Depuis les reproches de Valéry et de Breton à l’égard des marquises sortant à cinq heures, le roman a mauvaise presse auprès des avant-gardes. C’est un genre bâtard, mal élevé, fouilleur de poubelles. La maison telle que Balzac, Zola ou Proust la représentent regorge de secrets de famille et de cadavres dans le placard : la pension Vauquer du Père Goriot est aux antipodes de la maison de verre chère à Breton et ses disciples. Le roman ne trouve grâce aux yeux des avant-gardes (et encore pas de toutes) qu’au moment où il se rédime en autre chose, en poésie, en essai, en ce genre total dont rêvaient les romantiques d’Iéna. Le pari un peu janséniste du Nouveau Roman aura consisté en une gageure, celle d’écrire des romans sans personnages, ou sans action, sans psychologie, autrement dit des romans en haine du roman. Des romans peut-être trop intelligents parfois si tant est que le roman pour s’épanouir pleinement ait besoin d’un certain quantum de naïveté, voire de cette bêtise qui n’est pas le fort de tous.

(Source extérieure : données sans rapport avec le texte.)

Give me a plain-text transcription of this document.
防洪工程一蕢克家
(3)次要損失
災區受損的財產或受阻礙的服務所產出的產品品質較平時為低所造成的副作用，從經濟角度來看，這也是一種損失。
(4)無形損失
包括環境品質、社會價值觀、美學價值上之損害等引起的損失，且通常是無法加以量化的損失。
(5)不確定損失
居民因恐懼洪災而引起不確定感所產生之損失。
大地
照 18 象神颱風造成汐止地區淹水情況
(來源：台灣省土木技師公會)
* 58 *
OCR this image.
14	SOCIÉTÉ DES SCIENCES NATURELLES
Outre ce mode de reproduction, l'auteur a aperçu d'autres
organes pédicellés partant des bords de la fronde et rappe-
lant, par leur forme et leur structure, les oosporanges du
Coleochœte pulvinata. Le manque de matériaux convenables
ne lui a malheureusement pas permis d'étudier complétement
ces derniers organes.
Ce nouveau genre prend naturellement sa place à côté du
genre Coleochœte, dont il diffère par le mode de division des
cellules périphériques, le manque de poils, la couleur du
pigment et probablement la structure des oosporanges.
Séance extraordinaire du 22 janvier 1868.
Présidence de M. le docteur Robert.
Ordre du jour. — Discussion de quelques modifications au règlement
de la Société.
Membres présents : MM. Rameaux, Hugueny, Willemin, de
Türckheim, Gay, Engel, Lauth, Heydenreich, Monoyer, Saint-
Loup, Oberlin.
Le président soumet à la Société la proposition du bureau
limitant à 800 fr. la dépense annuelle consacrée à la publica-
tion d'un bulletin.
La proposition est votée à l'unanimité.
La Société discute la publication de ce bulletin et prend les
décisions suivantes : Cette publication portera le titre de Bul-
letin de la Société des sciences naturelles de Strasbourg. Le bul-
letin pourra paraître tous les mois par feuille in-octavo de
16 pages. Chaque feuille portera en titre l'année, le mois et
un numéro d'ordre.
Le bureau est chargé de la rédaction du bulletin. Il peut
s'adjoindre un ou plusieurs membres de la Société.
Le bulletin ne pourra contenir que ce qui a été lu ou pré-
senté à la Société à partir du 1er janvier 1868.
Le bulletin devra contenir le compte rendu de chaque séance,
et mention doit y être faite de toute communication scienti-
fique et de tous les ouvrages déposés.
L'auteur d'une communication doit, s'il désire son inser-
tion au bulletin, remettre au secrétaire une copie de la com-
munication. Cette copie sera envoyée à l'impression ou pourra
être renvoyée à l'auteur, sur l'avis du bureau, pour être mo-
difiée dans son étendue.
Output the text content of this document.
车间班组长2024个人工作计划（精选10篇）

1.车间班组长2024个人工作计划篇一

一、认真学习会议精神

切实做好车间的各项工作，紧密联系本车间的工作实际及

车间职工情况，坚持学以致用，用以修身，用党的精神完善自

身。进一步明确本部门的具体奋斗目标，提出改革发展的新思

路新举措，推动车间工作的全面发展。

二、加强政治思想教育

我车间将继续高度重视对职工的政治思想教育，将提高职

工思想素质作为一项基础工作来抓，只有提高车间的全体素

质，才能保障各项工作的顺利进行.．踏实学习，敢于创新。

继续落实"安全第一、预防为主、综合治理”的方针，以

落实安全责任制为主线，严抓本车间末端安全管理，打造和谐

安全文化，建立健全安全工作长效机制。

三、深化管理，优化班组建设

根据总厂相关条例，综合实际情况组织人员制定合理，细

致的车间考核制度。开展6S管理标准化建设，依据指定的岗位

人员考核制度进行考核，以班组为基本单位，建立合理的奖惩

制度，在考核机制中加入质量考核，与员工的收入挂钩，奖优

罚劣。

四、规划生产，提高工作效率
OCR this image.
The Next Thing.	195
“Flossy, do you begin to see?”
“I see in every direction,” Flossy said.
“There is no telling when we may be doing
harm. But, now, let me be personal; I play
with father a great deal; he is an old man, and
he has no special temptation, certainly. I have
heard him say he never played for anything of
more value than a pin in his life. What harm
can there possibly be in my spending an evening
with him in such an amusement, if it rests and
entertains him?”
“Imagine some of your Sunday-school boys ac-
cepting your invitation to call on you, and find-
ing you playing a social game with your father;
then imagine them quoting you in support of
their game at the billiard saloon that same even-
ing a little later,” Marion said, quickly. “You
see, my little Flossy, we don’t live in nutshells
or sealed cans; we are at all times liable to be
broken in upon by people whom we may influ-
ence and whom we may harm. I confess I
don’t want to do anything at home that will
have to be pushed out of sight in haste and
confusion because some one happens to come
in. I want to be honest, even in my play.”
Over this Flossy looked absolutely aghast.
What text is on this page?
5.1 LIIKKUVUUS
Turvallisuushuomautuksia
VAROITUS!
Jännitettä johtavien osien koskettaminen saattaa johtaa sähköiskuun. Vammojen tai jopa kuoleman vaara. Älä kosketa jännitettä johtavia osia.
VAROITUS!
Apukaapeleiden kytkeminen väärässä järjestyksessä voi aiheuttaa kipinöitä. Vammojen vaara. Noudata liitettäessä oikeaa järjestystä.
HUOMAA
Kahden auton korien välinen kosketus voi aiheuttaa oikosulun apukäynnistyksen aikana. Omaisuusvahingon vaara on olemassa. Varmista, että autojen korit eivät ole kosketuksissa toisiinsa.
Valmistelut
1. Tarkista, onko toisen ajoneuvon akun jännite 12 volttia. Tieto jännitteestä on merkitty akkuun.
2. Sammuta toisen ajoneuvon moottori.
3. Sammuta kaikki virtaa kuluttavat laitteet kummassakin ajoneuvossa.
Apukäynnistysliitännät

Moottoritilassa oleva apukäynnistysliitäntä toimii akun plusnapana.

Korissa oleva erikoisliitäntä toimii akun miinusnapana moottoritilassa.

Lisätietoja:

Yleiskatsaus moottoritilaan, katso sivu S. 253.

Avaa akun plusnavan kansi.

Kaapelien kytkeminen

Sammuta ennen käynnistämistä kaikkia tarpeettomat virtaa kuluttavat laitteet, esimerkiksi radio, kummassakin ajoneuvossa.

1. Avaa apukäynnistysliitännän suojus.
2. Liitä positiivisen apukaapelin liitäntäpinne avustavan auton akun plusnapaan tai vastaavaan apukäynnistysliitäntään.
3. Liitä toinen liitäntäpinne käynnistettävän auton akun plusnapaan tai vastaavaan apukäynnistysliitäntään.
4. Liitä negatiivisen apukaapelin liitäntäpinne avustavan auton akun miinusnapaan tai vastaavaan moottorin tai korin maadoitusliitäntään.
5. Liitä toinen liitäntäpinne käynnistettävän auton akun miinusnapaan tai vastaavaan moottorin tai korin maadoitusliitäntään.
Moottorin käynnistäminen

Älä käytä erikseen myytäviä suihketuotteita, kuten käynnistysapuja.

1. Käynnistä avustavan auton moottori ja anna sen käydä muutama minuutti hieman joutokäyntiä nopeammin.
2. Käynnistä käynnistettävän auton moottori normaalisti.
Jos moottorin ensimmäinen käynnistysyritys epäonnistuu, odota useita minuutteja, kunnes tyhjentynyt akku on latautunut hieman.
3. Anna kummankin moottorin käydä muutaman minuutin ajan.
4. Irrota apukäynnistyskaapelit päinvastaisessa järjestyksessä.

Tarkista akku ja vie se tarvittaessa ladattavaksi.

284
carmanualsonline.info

Michon écrivain est placé devant une aporie. Témoin lucide de la faillite des avant-gardes, il aimerait en conserver cependant certaines exigences. Refusant - quoique la tentation soit grande, un ou deux essais en témoignent, comme La Grande Beune, parue en 1995 - d’être un romancier en haine du roman, ne pouvant plus être un poète après avoir usé jusqu’à la corde la panoplie rimbaldo-mallarméenne, il invente sur un coup de génie la notion de vie minuscule, qui doit se comprendre de plusieurs façons.
La Vie minusucule retrouve la tradition ancienne de la Vita, elle relève donc d’une certaine façon de l’histoire monumentale, du rêve positiviste de retracer un destin de A jusqu’à Z en s’aidant de l’archive, que Michon adore. Mais qui dit Vita dit aussi légende, goût pour l’anecdote, le romanesque, la légende. Michon ne répugne pas aux anecdotes littéraires. Commentant une rencontre entre Balzac et Nerval, il la décrit comme celle de « La littérature en personne ». Et pour un écrivain contemporain, la Vie constitue aussi un moyen conscient de parler de soi-même à travers les autres. Qu’il s’agisse d’un abbé aux prêches rutilants, d’un jeune garçon de ferme de la Creuse parti faire fortune en Afrique, ou, plus tard, de Goya et Watteau (Maîtres et serviteurs) ou Rimbaud (Rimbaud le fils) c’est toujours Michon et la question de l’écrivain qui figurent au centre du propos. La notion de Vie permet donc d’allier l’entreprise autobiographique - devenue aujourd’hui, qu’on le veuille ou non, le genre littéraire dominant - et la biographie dans un projet nouveau. Convoquer l’hagiographie va permettre à la fois à Michon de retrouver l’histoire monumentale qu’il aime tant et de l’allier à un projet d’écriture de sa propre légende.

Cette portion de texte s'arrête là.